Uma constatação foi a de que,
mesmo com os pesados investimentos em armas e manutenção, o
crime tem sempre excedente de
caixa, por não precisar gastar dinheiro com itens que flagelam outros setores. Por exemplo, a frase de
Benjamin Franklin (1706-1790), de
que só há duas coisas inevitáveis:
morte e impostos. No crime, só a
morte é inevitável.
Pelo mesmo motivo, o gasto do
crime com encargos sociais é zero:
seus funcionários não têm carteira
assinada, nem descontam para o
instituto, porque a maioria morre
antes da aposentadoria. O crime
também não tem despesas de escritório, tipo clipes, selos e papel timbrado, nem com aluguel, porque
suas instalações no morro são, digamos, cedidas pela população. E gatilhos (nos dois sentidos) lhe garantem água, luz e gás.
Resta o suborno a policiais, advogados, juízes, políticos e testemunhas. Isso, sim, é uma hemorragia.

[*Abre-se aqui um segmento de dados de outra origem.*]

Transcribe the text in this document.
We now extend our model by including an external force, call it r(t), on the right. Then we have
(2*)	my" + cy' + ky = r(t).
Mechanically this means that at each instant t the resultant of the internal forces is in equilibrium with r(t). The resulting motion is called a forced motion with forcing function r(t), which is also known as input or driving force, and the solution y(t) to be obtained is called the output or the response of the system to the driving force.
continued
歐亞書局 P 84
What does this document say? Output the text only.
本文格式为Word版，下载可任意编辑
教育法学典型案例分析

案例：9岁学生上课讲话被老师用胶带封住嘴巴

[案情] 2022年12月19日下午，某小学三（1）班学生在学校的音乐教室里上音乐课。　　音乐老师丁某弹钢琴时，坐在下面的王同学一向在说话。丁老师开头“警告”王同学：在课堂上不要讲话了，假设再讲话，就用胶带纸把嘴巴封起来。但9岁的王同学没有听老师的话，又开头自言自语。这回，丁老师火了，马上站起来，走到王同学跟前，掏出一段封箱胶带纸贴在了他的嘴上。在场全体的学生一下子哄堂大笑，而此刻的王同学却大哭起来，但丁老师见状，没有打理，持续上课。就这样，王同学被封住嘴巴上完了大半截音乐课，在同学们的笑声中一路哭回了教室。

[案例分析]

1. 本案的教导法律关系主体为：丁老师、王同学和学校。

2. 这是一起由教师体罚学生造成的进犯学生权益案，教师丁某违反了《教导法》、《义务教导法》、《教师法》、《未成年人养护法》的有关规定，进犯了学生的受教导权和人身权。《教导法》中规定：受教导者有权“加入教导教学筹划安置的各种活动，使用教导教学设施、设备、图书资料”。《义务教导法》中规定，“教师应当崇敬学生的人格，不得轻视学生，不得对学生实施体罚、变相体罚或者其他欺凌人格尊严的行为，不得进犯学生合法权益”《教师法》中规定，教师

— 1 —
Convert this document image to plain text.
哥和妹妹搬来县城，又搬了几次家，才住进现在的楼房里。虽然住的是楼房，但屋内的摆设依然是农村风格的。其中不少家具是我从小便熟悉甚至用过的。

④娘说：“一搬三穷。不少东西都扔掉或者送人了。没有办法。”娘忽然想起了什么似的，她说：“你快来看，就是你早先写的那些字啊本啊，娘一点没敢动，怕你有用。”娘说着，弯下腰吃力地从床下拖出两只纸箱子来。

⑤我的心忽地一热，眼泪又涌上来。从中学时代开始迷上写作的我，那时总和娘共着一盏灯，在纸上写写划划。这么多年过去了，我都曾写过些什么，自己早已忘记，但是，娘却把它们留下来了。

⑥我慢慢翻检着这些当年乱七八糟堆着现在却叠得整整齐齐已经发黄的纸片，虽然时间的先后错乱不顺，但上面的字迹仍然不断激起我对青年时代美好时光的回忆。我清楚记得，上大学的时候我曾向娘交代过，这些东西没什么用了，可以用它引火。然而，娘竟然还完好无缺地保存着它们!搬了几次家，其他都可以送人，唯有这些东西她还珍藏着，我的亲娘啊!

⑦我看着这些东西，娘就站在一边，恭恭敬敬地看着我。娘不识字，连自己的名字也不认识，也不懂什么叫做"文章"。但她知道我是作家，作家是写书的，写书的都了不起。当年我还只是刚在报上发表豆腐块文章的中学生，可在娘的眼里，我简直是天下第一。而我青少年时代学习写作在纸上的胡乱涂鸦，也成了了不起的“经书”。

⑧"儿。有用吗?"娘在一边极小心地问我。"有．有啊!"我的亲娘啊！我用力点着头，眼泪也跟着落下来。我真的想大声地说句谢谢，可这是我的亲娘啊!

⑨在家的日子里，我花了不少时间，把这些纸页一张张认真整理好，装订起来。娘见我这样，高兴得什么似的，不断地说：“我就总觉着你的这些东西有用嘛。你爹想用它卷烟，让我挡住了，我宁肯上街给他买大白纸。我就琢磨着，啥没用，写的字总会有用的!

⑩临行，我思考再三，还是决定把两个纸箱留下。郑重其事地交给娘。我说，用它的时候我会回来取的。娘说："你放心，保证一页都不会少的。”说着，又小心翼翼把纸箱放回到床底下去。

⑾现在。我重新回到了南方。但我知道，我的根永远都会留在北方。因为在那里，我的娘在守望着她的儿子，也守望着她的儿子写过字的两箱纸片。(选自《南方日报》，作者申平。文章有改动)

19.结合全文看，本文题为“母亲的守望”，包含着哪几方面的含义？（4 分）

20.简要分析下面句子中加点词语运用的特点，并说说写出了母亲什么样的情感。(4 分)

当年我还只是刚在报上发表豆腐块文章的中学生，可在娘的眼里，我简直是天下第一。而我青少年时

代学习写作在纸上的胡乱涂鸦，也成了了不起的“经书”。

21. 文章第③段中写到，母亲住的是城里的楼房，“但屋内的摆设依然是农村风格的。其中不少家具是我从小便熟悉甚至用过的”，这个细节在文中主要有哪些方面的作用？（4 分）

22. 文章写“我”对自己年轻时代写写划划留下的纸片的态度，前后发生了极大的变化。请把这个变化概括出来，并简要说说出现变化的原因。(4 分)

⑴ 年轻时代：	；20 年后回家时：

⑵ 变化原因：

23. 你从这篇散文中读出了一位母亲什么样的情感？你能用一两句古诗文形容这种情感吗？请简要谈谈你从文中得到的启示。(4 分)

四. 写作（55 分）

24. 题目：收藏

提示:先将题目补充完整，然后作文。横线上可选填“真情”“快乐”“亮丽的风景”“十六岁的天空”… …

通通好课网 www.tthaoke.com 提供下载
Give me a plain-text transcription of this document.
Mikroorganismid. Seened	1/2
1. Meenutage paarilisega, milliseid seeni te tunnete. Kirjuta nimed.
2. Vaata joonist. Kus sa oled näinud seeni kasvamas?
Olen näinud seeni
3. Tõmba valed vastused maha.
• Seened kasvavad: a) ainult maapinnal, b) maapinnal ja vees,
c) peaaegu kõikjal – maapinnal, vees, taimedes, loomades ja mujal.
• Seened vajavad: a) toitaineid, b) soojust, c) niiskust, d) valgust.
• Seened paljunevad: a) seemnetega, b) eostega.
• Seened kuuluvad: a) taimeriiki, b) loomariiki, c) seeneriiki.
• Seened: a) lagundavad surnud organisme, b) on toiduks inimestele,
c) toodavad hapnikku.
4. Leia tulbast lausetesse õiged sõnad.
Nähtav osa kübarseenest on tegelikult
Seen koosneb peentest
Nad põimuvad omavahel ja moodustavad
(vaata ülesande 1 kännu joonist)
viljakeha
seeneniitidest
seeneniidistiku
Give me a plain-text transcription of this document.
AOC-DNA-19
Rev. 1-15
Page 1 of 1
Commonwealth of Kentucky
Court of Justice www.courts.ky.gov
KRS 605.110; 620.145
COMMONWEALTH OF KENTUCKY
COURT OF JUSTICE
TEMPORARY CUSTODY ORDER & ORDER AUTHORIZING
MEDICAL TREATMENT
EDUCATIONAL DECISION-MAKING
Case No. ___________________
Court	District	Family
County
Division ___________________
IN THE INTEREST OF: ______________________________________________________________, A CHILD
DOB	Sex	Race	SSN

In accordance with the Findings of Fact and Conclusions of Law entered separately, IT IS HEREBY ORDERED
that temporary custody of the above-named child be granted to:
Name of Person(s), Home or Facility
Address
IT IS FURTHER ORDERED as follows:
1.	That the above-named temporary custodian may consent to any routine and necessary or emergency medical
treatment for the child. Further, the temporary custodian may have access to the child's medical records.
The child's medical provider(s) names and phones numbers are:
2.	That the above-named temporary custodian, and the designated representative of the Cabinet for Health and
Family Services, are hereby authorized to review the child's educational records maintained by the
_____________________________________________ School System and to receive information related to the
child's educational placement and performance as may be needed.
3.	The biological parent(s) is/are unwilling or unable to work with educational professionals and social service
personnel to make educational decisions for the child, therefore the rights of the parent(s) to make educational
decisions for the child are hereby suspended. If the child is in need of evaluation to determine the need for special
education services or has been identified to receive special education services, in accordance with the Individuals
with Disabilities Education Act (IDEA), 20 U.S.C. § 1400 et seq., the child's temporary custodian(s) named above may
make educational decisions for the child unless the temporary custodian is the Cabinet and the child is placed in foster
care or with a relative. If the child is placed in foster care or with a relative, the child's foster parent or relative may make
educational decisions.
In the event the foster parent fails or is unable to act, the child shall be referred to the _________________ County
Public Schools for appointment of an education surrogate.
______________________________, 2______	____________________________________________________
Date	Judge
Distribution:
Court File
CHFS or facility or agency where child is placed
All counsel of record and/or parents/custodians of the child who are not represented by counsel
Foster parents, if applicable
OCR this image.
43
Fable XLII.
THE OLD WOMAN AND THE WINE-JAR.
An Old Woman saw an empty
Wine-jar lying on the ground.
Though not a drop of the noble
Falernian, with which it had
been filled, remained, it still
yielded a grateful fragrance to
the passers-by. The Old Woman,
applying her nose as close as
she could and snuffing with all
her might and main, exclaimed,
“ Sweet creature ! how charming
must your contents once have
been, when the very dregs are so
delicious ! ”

Ninguém sabe ao certo a dinheirama que vai nessas operações. E apenas porque, para contar com tais
serviços especializados, o crime depende de terceiros. Daí que, pensou
o sujeito, o crime deveria se organizar para produzir seus próprios
quadros.
Uma reserva de jovens seria poupada do trabalho sujo, como a venda nas bocas-de-fumo, a campana
nas encostas ou os confrontos com
a polícia. Em vez disso, eles iriam
estudar, formar-se em direito, galgar cargos no Judiciário, ingressar
nos partidos, disputar eleições. Enfim, infiltrar-se no Sistema.
Absurdo? Pois não olhe agora,
mas acho que isso já começou.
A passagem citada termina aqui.